The DSM-5 criteria were published in May 2013.1, 2 Although the DSM-5 diagnostic criteria are intended primarily for use by clinicians and researchers in their diagnostic assessments, the IACC is aware that it is important to also remember that these the criteria also have a direct impact on people who have the disorders and their families, and their ability to assess symptoms and obtain services that can help them optimize their health, well-being and quality of life. Any revision of the diagnostic criteria must be made with great care so as to not have the unintended consequence of reducing critical services aimed at improving the ability of persons with autism. In this statement, the IACC describes a range of research, practice, and policy implications that arise as a result of the changes in theDSM criteria which deserve consideration as the DSM-5 is implemented in research, clinical, and educational settings.Changes in the DSM Criteria
Starting with the DSM-III in 1980, autism was categorized as a Pervasive Developmental Disorders (PDD). In an effort to reflect what has been learned through research and practice since that time, the DSM-5 released in 2013 removed the PDD category and the accompanying subtypes (Autistic Disorder, Asperger Disorder, Childhood Disintegrative Disorder and Pervasive Developmental Disorder – Not Otherwise Specified) with a single disorder, Autism Spectrum Disorder (ASD). The DSM-5 criteria place greater emphasis on the two core symptom domains of ASD (social communication and restrictive, repetitive behaviors), and no longer consider verbal abilities as a diagnostic feature. Other changes included adding ratings of the severity of the two symptom domains and several clinical specifiers. These specifiers provide information about etiology, co-morbidities (e.g., intellectual disability, language delay, and medical conditions such as seizures), and pattern of onset.

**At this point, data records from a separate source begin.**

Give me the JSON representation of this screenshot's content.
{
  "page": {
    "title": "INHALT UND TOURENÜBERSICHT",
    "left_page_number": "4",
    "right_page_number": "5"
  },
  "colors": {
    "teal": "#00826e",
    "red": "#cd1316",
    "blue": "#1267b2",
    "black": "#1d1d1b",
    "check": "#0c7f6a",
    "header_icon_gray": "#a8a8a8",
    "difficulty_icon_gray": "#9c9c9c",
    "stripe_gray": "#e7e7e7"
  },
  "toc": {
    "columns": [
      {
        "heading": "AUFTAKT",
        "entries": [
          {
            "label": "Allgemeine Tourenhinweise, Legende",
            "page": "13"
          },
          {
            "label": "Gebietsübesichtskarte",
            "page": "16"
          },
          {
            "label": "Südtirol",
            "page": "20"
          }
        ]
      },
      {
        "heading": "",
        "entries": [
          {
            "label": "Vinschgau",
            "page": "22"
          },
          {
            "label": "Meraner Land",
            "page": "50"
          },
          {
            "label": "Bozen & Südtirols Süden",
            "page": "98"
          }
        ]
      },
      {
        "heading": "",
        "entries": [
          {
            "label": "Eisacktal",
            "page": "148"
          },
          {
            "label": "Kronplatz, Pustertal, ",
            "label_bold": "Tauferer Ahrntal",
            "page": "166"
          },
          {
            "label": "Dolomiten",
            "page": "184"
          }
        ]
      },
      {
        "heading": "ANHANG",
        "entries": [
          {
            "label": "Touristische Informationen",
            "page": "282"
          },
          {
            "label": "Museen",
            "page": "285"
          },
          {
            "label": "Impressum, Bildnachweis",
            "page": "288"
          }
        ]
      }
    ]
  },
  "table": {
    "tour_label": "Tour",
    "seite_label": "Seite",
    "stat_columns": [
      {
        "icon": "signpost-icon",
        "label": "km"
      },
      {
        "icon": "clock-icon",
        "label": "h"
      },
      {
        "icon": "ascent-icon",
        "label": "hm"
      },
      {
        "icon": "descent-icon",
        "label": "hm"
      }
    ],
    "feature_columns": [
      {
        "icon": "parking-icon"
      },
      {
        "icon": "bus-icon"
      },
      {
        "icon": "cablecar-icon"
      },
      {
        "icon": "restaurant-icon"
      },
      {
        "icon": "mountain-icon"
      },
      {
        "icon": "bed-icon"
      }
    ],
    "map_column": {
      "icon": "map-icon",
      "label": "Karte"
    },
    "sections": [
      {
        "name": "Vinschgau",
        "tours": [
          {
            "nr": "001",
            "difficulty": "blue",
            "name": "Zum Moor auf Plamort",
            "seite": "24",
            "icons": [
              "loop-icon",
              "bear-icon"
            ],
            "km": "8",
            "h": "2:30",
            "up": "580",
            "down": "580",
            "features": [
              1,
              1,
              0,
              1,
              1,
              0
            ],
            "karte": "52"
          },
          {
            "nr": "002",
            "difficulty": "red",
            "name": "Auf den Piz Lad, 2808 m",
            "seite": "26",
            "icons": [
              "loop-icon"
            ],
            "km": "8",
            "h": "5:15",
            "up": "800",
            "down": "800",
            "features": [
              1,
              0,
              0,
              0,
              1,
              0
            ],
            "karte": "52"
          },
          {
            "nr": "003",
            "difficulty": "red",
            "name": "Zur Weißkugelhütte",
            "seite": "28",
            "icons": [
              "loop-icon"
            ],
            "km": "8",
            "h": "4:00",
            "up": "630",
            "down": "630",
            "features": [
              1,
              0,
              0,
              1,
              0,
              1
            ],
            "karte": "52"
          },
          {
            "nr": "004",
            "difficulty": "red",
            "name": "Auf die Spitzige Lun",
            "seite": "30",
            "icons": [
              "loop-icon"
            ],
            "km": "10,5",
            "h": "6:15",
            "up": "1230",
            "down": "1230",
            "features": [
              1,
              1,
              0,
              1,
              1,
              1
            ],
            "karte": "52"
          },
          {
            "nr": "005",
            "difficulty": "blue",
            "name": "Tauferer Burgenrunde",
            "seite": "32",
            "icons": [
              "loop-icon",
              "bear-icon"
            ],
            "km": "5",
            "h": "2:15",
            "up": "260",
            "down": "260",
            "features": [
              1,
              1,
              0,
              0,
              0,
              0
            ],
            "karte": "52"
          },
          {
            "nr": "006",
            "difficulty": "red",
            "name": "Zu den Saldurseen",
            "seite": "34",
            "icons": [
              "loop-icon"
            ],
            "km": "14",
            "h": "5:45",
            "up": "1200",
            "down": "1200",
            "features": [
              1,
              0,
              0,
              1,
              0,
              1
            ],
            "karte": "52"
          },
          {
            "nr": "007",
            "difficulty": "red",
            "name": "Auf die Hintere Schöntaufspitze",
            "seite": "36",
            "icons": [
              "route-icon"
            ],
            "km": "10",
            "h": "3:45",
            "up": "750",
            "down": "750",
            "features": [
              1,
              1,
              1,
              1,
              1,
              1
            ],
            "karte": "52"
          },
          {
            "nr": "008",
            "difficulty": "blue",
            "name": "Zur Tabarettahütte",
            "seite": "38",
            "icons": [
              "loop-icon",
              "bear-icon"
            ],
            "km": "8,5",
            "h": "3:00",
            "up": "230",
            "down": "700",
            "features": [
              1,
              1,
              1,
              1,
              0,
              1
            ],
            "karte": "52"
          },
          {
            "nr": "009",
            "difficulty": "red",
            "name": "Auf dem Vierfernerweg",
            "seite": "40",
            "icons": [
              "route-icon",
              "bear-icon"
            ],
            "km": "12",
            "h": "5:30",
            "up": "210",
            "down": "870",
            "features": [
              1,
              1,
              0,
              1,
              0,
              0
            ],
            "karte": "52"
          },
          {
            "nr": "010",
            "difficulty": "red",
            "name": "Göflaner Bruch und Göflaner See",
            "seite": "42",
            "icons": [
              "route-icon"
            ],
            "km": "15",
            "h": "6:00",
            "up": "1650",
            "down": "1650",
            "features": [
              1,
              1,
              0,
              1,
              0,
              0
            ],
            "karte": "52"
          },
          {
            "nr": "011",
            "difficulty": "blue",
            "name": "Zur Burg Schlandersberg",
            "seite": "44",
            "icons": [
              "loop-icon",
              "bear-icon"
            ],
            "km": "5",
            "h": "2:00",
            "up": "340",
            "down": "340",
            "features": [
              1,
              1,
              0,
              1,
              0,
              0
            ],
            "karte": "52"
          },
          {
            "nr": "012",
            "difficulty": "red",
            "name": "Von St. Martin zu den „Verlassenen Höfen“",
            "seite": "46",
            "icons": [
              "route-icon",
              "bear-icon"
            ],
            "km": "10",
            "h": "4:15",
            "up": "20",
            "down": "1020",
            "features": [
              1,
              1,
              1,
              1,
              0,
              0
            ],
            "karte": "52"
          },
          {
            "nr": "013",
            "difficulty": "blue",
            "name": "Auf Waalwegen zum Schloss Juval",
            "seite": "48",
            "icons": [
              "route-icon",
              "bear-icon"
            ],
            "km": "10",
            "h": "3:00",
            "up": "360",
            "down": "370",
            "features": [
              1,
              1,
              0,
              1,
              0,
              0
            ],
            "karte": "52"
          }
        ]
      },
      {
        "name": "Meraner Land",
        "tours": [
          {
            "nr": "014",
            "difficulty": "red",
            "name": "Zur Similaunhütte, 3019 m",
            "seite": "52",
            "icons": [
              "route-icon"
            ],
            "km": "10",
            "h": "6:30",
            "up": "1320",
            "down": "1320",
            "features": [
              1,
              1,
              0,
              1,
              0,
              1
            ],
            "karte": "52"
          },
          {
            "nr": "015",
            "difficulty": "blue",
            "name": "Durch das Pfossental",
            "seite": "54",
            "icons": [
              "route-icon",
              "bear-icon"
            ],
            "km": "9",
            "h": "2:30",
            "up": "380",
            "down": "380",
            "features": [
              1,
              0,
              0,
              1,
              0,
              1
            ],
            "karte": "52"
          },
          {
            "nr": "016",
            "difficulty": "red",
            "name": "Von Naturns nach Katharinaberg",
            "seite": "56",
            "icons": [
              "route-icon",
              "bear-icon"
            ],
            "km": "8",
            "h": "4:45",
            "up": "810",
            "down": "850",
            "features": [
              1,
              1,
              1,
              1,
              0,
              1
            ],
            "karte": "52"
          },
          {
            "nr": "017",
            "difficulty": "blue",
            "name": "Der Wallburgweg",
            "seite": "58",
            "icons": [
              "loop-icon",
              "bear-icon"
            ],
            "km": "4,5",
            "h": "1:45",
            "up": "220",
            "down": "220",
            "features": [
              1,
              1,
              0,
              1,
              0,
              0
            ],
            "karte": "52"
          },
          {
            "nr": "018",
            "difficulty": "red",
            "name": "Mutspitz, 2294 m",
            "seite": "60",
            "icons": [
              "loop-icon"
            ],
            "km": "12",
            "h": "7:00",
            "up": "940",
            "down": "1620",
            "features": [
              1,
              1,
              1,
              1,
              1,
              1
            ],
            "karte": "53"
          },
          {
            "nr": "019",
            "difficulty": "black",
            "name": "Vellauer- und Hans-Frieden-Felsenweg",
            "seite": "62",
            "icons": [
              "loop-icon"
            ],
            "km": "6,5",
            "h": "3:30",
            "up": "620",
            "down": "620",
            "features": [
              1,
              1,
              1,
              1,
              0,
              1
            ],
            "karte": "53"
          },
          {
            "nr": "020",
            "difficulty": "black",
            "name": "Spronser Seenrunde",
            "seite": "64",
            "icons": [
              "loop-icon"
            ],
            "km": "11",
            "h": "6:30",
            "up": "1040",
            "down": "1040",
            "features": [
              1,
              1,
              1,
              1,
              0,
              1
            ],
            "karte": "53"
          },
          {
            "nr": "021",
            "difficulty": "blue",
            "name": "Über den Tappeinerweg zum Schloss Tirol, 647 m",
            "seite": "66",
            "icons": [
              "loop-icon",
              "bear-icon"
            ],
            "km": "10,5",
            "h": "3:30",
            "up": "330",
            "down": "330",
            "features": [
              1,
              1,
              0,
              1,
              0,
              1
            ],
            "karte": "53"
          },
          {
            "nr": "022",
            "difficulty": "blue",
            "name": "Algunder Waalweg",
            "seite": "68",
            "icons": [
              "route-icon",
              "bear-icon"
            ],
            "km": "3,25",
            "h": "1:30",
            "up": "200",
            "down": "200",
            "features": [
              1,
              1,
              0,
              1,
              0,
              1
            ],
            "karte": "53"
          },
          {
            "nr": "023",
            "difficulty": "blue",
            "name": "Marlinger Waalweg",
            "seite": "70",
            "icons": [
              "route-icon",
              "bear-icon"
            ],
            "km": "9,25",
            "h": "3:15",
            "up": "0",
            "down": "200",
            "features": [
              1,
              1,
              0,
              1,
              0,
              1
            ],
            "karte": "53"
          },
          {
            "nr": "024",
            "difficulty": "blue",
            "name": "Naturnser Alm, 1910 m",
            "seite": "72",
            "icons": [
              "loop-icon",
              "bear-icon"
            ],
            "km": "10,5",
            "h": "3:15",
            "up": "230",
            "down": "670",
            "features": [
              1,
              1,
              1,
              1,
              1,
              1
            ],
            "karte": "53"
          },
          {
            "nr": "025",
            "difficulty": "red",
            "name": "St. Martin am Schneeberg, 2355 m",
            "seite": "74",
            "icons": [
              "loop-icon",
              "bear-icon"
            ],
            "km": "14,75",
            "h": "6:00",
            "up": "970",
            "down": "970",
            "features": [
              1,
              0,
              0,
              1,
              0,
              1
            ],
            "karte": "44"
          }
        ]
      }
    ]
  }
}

Since ASD continues to be defined by a pattern of developmental and behavioral symptoms, changes to the diagnostic criteria come with potential trade-offs. One goal of the recent revisions was to improve specificity of the ASD diagnosis, reducing the number of false positive cases. However, concerns exist that this increased specificity may have gone too far in reducing the sensitivity of the ASD diagnosis, increasing the number of false negative cases. For example, removing a specific age cut-off for diagnosis was intended to improve the sensitivity of theDSM-IV criteria (which had required symptom onset by 3 years of age). By DSM-5's more inclusive criterion, "Symptoms must be present in the early developmental period but may not become fully manifest until social demands exceed limited capacities, or may be masked by learned strategies in later life" may reduce diagnostic specificity by expanding the list of differential diagnoses that must be considered. The inclusion of historical information also may have unintended consequences on sensitivity and specificity.
Another major change in DSM-5 was the addition of a new diagnosis category, Social Communication Disorder (SCD) which applies to individuals who exhibit persistent difficulty with the social use of verbal and nonverbal communication that cannot be explained by low cognitive ability. The symptoms of SCD have significant overlap with those of the ASD social communication domain, but the two disorders are considered to be unique and separate from each other. The distinction is clarified in the DSM-5 criteria, which note that ASD must be ruled out before a diagnosis of SCD can be considered. However, there is limited published information on SCD with a research basis primarily in the condition previously studied as Pragmatic Language Disorder (PLD). While SCD includes PLD, there is much to learn about the definition, measurement, scope, reliability, and validity of SCD as a diagnosed condition.